(orally).
At the October term, 1893, of the Court of Common Pleas of Huron county, one James Blannett was indicted by the grand jury charged with having assaulted one Anna Patterson with intent to commit a rape upon her person.
At the same term of the court the accused was put upon his trial, and the jury returned a verdict finding him guilty of the offense for which he had been indicted. A motion for a new trial was interposed, which was overruled, and thereupon the court sentenced him to imprisonment in the penitentiary of the state for the term of thirteen months.
The proceeding in error now under consideration, was brought in his behalf for the purpose of reversing this judgment of the court of common pleas.

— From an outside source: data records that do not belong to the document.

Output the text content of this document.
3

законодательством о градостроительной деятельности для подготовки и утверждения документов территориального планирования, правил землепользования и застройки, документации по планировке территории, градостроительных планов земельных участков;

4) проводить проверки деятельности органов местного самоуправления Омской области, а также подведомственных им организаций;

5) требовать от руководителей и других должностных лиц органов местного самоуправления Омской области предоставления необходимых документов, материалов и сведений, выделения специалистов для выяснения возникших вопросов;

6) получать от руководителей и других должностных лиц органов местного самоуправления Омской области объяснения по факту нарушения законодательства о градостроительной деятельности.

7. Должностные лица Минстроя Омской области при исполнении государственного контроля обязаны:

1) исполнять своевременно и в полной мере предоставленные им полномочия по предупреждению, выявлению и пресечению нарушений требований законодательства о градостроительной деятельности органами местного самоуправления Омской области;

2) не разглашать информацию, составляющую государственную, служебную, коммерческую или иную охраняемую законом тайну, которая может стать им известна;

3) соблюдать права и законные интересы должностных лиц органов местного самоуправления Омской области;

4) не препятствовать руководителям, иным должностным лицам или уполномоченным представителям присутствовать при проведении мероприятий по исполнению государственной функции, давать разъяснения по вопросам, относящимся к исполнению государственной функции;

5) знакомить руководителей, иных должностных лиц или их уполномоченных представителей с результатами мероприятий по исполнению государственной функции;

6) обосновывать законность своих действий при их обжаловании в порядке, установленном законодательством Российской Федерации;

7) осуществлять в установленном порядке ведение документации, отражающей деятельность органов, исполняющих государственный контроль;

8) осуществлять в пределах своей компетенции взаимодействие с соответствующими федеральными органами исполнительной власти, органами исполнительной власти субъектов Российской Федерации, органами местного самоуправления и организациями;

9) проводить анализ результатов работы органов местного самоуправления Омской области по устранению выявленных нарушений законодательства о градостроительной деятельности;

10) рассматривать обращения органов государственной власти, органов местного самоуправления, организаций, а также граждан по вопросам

The transcript of the journal entries filed in the case, does not show, at least not in proper form and manner, that the accused had ever been indicted by the grand jury. The original indictment was filed with the papers in the case, and is made part of the record. The usual endorsement appears upon it, but the record simply sets out, after giving the title of the case, that the following entries and judgment are truly copied from the journals of said court, to-wit: “ October term, to-wit, November 20, 1893. This day *314came the prosecuting attorney on behalf of the state of Ohio, and the defendant being brought into court, in custody of the sheriff, and arraigned on said indictment, for plea thereto says he is not guilty, and puts himself upon the country, and the prosecuting attorney doth the like.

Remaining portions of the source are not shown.